In response to my Bloomberg View column on copyright excesses, my college classmate Joanne Karohl posted the following comment:
Since Frost poems were mentioned in the article, I wanted to mention an interesting use of copyright to prevent someone from using specifically "Stopping by Woods..." A well known composer, Eric Whitacre, wrote a piece for chorus which now goes by the title "Sleep" but was originally written to set "Stopping By Woods" to music. I am not sure if the poem had briefly passed out of copyright in between congressional extensions, or if he believed that he had permission, but in any case after a couple of performances, he was stopped from using the poem by the estate of Robert Frost, and had to have a friend write another poem especially for the music. You can actually find the original work with the Frost words on You Tube...it is much better in my opinion than the final version with the new words.
The story was not only news to me, but actually contradicts a claim, which Tom Bell pointed me to at the last minute, that the copyright on the poem, as opposed to the book in which it appeared, was never properly renewed. Since the Poetry Foundation and others behave as though the poem is under copyright, I decided not to raise the issue in the column and only modified the language slightly--a good call, since the Frost estate does, as Joanne pointed out, go around enforcing the copyright against people making commercial use of the poem.

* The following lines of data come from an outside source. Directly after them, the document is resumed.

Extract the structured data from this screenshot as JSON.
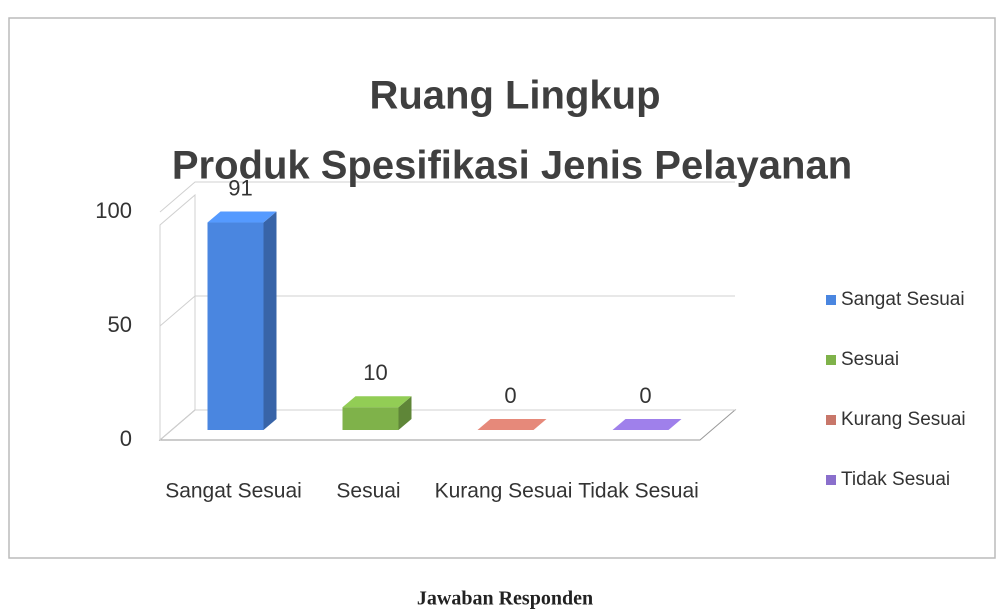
{
  "chart_data": {
    "type": "bar3d",
    "title": [
      "Ruang Lingkup",
      "Produk Spesifikasi Jenis Pelayanan"
    ],
    "categories": [
      "Sangat Sesuai",
      "Sesuai",
      "Kurang Sesuai",
      "Tidak Sesuai"
    ],
    "values": [
      91,
      10,
      0,
      0
    ],
    "colors": [
      "#4a86e0",
      "#7fb24a",
      "#c8776a",
      "#8a6fcc"
    ],
    "ylim": [
      0,
      100
    ],
    "yticks": [
      0,
      50,
      100
    ],
    "grid": true,
    "legend": "right",
    "caption": "Jawaban Responden"
  }
}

On his website, Eric Whitacre tells the story of his clash with the estate. He had written a choral work, setting the poem to music, at the request of Julia Armstrong, an Austin, Texas, lawyer and professional mezzo-soprano who sings with the Austin ProChorus. He writes:
The poem is perfect, truly a gem, and my general approach was to try to get out of the way of the words and let them work their magic. We premiered the piece in Austin, October 2000, and the piece was well received. Rene Clausen gave it a glorious performance at the ACDA National Convention in the spring of 2001, and soon after I began receiving letters, emails, and phone calls from conductors trying to get a hold of the work.
And here was my tragic mistake: I never secured permission to use the poem. Robert Frost's poetry has been under tight control from his estate since his death, and until a few years ago only Randall Thompson (Frostiana) had been given permission to set his poetry [to music]. In 1997, out of the blue, the estate released a number of titles, and at least twenty composers set and published Stopping By Woods on a Snowy Evening for chorus. When I looked online and saw all of these new and different settings, I naturally (and naively) assumed that it was open to anyone. Little did I know that the Robert Frost Estate had shut down ANY use of the poem just months before, ostensibly because of this plethora of new settings.
After a LONG legal battle (many letters, many representatives), the estate of Robert Frost and their publisher, Henry Holt Inc., sternly and formally forbid me from using the poem for publication or performance until the poem became public domain in 2038.
I was crushed. The piece was dead, and would sit under my bed for the next 37 years because of some ridiculous ruling by heirs and lawyers.
He salvaged the work by getting a poet friend, Charles Anthony Silvestri, to write new words for the music. In another blog post, he writes that he prefers the new version and that Silvestri "not only replaced the poem, he saved the piece. He actually made my music much, much better, on every level."